O diretor Victor Lopes documenta o reencontro de Fausto Fawcett com Fernanda Abreu, Carlos Laufer e outras entidades urbanas que caminham junto com o escritor.

O roteiro do filme Fausto Fawcett na cabeça também costura os tradicionais depoimentos – dados por Fernanda Abreu, Katia Bronstein e Regininha Poltergeist, entre outros nomes – com valiosas imagens de arquivo de shows e apresentações do artista na TV, nos anos 1980 e 1990.

Contudo, o documentário cresce aos olhos e ouvidos quando transita por trilhas mais sensoriais, entre ruídos e imagens distorcidas, perseguindo o delírio cinematográfico alardeado por Victor Lopes ao conceituar o filme para a plateia que assistiu ao documentário na sessão de estreia, na noite de ontem, 7 de outubro. Mesmo sem chegar ao transe pretendido pelo diretor, Fausto Fawcett na cabeça enreda o espectador pela riqueza da personagem.

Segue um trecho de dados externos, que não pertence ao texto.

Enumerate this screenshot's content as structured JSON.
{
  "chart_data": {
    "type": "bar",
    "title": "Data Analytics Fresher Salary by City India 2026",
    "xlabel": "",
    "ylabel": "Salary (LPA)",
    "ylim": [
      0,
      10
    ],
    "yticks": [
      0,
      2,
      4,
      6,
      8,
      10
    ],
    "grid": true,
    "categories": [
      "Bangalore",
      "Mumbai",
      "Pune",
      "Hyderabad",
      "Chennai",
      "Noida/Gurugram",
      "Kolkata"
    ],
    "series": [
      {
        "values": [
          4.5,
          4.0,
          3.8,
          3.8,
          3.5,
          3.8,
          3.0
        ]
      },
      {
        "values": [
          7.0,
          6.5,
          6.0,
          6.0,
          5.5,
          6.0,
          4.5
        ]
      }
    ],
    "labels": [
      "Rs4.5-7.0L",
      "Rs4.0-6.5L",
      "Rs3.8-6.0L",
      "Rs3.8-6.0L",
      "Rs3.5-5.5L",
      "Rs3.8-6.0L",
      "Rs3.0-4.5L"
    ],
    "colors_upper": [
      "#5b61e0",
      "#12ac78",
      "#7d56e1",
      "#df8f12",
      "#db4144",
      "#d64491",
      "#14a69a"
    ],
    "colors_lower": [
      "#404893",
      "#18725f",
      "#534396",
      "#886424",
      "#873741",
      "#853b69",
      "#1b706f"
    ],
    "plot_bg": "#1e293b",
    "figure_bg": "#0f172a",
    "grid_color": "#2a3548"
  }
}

Como na vida, o Fausto Borel é ofuscado pelo Fawcett no filme. Ainda assim, pelas frestas e pelos olhares do Fausto Borel diante do mar de Copacabana, o roteiro deixa entrever um trovador isolado em ilha existencial.

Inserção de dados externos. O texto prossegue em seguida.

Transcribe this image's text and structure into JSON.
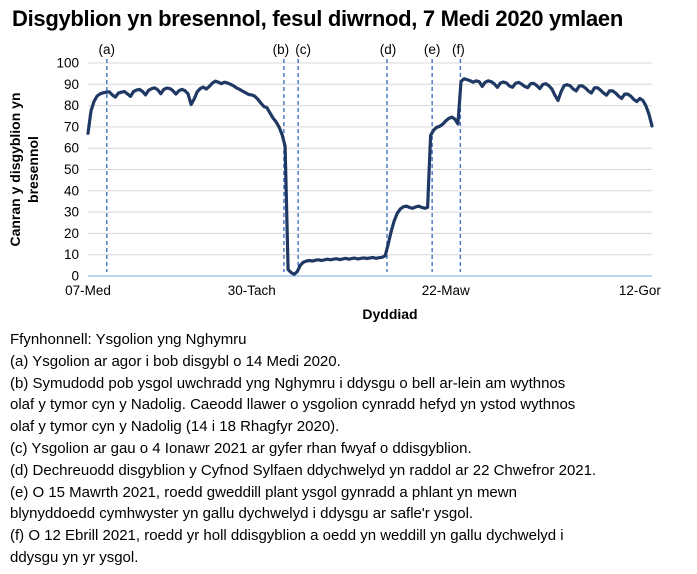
{
  "title": "Disgyblion yn bresennol, fesul diwrnod, 7 Medi 2020 ymlaen",
  "footer": {
    "source": "Ffynhonnell: Ysgolion yng Nghymru",
    "notes": [
      "(a) Ysgolion ar agor i bob disgybl o 14 Medi 2020.",
      "(b) Symudodd pob ysgol uwchradd yng Nghymru i ddysgu o bell ar-lein am wythnos\nolaf y tymor cyn y Nadolig. Caeodd llawer o ysgolion cynradd hefyd yn ystod wythnos\nolaf y tymor cyn y Nadolig (14 i 18 Rhagfyr 2020).",
      "(c) Ysgolion ar gau o 4 Ionawr 2021 ar gyfer rhan fwyaf o ddisgyblion.",
      "(d) Dechreuodd disgyblion y Cyfnod Sylfaen ddychwelyd yn raddol ar 22 Chwefror 2021.",
      "(e) O 15 Mawrth 2021, roedd gweddill plant ysgol gynradd a phlant yn mewn\nblynyddoedd cymhwyster yn gallu dychwelyd i ddysgu ar safle'r ysgol.",
      "(f) O 12 Ebrill 2021, roedd yr holl ddisgyblion a oedd yn weddill yn gallu dychwelyd i\nddysgu yn yr ysgol."
    ]
  },
  "chart_data": {
    "type": "line",
    "title": "Disgyblion yn bresennol, fesul diwrnod, 7 Medi 2020 ymlaen",
    "xlabel": "Dyddiad",
    "ylabel": "Canran y disgyblion yn bresennol",
    "ylabel_lines": [
      "Canran y disgyblion yn",
      "bresennol"
    ],
    "ylim": [
      0,
      100
    ],
    "ytick_step": 10,
    "grid": true,
    "legend_position": "none",
    "x_axis_unit": "school-day index from 07 Medi 2020",
    "x_range_days": [
      0,
      186
    ],
    "x_ticks": [
      {
        "label": "07-Med",
        "day": 0
      },
      {
        "label": "30-Tach",
        "day": 54
      },
      {
        "label": "22-Maw",
        "day": 118
      },
      {
        "label": "12-Gor",
        "day": 182
      }
    ],
    "annotations": [
      {
        "label": "(a)",
        "day": 6.2,
        "label_dx": 0
      },
      {
        "label": "(b)",
        "day": 64.6,
        "label_dx": -3
      },
      {
        "label": "(c)",
        "day": 69.3,
        "label_dx": 5
      },
      {
        "label": "(d)",
        "day": 98.6,
        "label_dx": 1
      },
      {
        "label": "(e)",
        "day": 113.5,
        "label_dx": 0
      },
      {
        "label": "(f)",
        "day": 122.8,
        "label_dx": -2
      }
    ],
    "colors": {
      "line": "#1F3864",
      "annotation": "#4472C4",
      "grid": "#D9D9D9",
      "axis": "#A6C9EC",
      "text": "#000000"
    },
    "series": [
      {
        "name": "Canran y disgyblion yn bresennol (%)",
        "points": [
          [
            0,
            67
          ],
          [
            1,
            77.5
          ],
          [
            2,
            82
          ],
          [
            3,
            84.5
          ],
          [
            4,
            85.5
          ],
          [
            5,
            86
          ],
          [
            6,
            86.3
          ],
          [
            7,
            86.5
          ],
          [
            8,
            85
          ],
          [
            9,
            84
          ],
          [
            10,
            85.8
          ],
          [
            11,
            86.3
          ],
          [
            12,
            86.6
          ],
          [
            13,
            85.5
          ],
          [
            14,
            84.3
          ],
          [
            15,
            86.6
          ],
          [
            16,
            87.3
          ],
          [
            17,
            87.6
          ],
          [
            18,
            86.6
          ],
          [
            19,
            85
          ],
          [
            20,
            87.2
          ],
          [
            21,
            88
          ],
          [
            22,
            88.3
          ],
          [
            23,
            87.4
          ],
          [
            24,
            85.6
          ],
          [
            25,
            87.6
          ],
          [
            26,
            88.2
          ],
          [
            27,
            88
          ],
          [
            28,
            87
          ],
          [
            29,
            85.4
          ],
          [
            30,
            87
          ],
          [
            31,
            87.6
          ],
          [
            32,
            87
          ],
          [
            33,
            85.5
          ],
          [
            34,
            80.5
          ],
          [
            35,
            83
          ],
          [
            36,
            86.5
          ],
          [
            37,
            88
          ],
          [
            38,
            88.7
          ],
          [
            39,
            87.8
          ],
          [
            40,
            89
          ],
          [
            41,
            90.5
          ],
          [
            42,
            91.5
          ],
          [
            43,
            91
          ],
          [
            44,
            90.3
          ],
          [
            45,
            91
          ],
          [
            46,
            90.6
          ],
          [
            47,
            90
          ],
          [
            48,
            89.3
          ],
          [
            49,
            88.3
          ],
          [
            50,
            87.6
          ],
          [
            51,
            86.8
          ],
          [
            52,
            86
          ],
          [
            53,
            85.2
          ],
          [
            54,
            85
          ],
          [
            55,
            84.4
          ],
          [
            56,
            83
          ],
          [
            57,
            81.2
          ],
          [
            58,
            79.6
          ],
          [
            59,
            79
          ],
          [
            60,
            76.6
          ],
          [
            61,
            74.2
          ],
          [
            62,
            72.4
          ],
          [
            63,
            70
          ],
          [
            64,
            66.4
          ],
          [
            65,
            61
          ],
          [
            66,
            3
          ],
          [
            67,
            1.6
          ],
          [
            68,
            0.8
          ],
          [
            69,
            2
          ],
          [
            70,
            5
          ],
          [
            71,
            6.5
          ],
          [
            72,
            7
          ],
          [
            73,
            7.3
          ],
          [
            74,
            7
          ],
          [
            75,
            7.4
          ],
          [
            76,
            7.6
          ],
          [
            77,
            7.3
          ],
          [
            78,
            7.6
          ],
          [
            79,
            7.9
          ],
          [
            80,
            7.6
          ],
          [
            81,
            7.9
          ],
          [
            82,
            8.1
          ],
          [
            83,
            7.7
          ],
          [
            84,
            8
          ],
          [
            85,
            8.3
          ],
          [
            86,
            7.9
          ],
          [
            87,
            8.2
          ],
          [
            88,
            8.4
          ],
          [
            89,
            8
          ],
          [
            90,
            8.3
          ],
          [
            91,
            8.5
          ],
          [
            92,
            8.2
          ],
          [
            93,
            8.5
          ],
          [
            94,
            8.7
          ],
          [
            95,
            8.3
          ],
          [
            96,
            8.6
          ],
          [
            97,
            8.8
          ],
          [
            98,
            9.5
          ],
          [
            99,
            15
          ],
          [
            100,
            21
          ],
          [
            101,
            26
          ],
          [
            102,
            29.5
          ],
          [
            103,
            31.5
          ],
          [
            104,
            32.5
          ],
          [
            105,
            32.8
          ],
          [
            106,
            32.2
          ],
          [
            107,
            31.8
          ],
          [
            108,
            32.4
          ],
          [
            109,
            32.8
          ],
          [
            110,
            32.3
          ],
          [
            111,
            31.8
          ],
          [
            112,
            32.2
          ],
          [
            113,
            66
          ],
          [
            114,
            68.5
          ],
          [
            115,
            69.8
          ],
          [
            116,
            70.3
          ],
          [
            117,
            71.3
          ],
          [
            118,
            72.8
          ],
          [
            119,
            74
          ],
          [
            120,
            74.6
          ],
          [
            121,
            73.6
          ],
          [
            122,
            71.4
          ],
          [
            123,
            91.3
          ],
          [
            124,
            92.6
          ],
          [
            125,
            92.2
          ],
          [
            126,
            91.7
          ],
          [
            127,
            91
          ],
          [
            128,
            91.6
          ],
          [
            129,
            91.2
          ],
          [
            130,
            89
          ],
          [
            131,
            91
          ],
          [
            132,
            91.6
          ],
          [
            133,
            91.2
          ],
          [
            134,
            90.2
          ],
          [
            135,
            88.6
          ],
          [
            136,
            90.6
          ],
          [
            137,
            91.1
          ],
          [
            138,
            90.6
          ],
          [
            139,
            89.2
          ],
          [
            140,
            88.6
          ],
          [
            141,
            90.4
          ],
          [
            142,
            90.9
          ],
          [
            143,
            90.1
          ],
          [
            144,
            89
          ],
          [
            145,
            88.4
          ],
          [
            146,
            90.3
          ],
          [
            147,
            90.4
          ],
          [
            148,
            89.4
          ],
          [
            149,
            88
          ],
          [
            150,
            89.9
          ],
          [
            151,
            90.3
          ],
          [
            152,
            89.3
          ],
          [
            153,
            87.8
          ],
          [
            154,
            84.8
          ],
          [
            155,
            82.4
          ],
          [
            156,
            86.4
          ],
          [
            157,
            89.4
          ],
          [
            158,
            89.8
          ],
          [
            159,
            89.3
          ],
          [
            160,
            87.8
          ],
          [
            161,
            86.9
          ],
          [
            162,
            89.2
          ],
          [
            163,
            89.3
          ],
          [
            164,
            88.3
          ],
          [
            165,
            86.9
          ],
          [
            166,
            85.9
          ],
          [
            167,
            88.3
          ],
          [
            168,
            88.4
          ],
          [
            169,
            87.3
          ],
          [
            170,
            85.9
          ],
          [
            171,
            84.9
          ],
          [
            172,
            86.9
          ],
          [
            173,
            86.9
          ],
          [
            174,
            85.9
          ],
          [
            175,
            84.4
          ],
          [
            176,
            83.4
          ],
          [
            177,
            85.4
          ],
          [
            178,
            85.4
          ],
          [
            179,
            84.4
          ],
          [
            180,
            82.9
          ],
          [
            181,
            81.9
          ],
          [
            182,
            83.4
          ],
          [
            183,
            82.4
          ],
          [
            184,
            79.9
          ],
          [
            185,
            75.9
          ],
          [
            186,
            70.4
          ]
        ]
      }
    ]
  }
}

Sob esse prisma, algumas falas avulsas – “Confesso que não sou muito bom com sentimento, não…”, “O amor é predador” e “Não rolou família…” – ajudam a amarrar fios que ficam soltos pelo filme porque o foco é mesmo o Fawcett, mesmo que seja da mente hiperativa do Borel que saem as crônicas hiperbólicas que geram letras de músicas e livros como Santa Clara Poltergeist (1990) e Favelost (2012), ambos com trechos lidos pelo autor em cena.

Sob o império dos sentidos, Fausto Fawcett prefere ser uma “metamorfose fixa”, como se perfila ao fim do filme, ciente de que o universo particular do escritor cabe dentro de Copacabana, sendo o bairro por isso mesmo a personagem mais importante do documentário depois do próprio Fawcett, boêmio que teve que parar com a bebida em 2008 para continuar vivo pelas noites (“O médico disse: ou vai ou fica”).

Pensador eloquente, Fausto Fawcett pega o espectador pela palavra. Quando discorre sobre o poder corrosivo das redes sociais (“O planeta virou uma quitinete claustrofóbica”), o trovador carioca da cela 1107 merece, pela fricção libertária da escrita, a ovação a que o documentário Fausto Fawcett na cabeça também faz jus.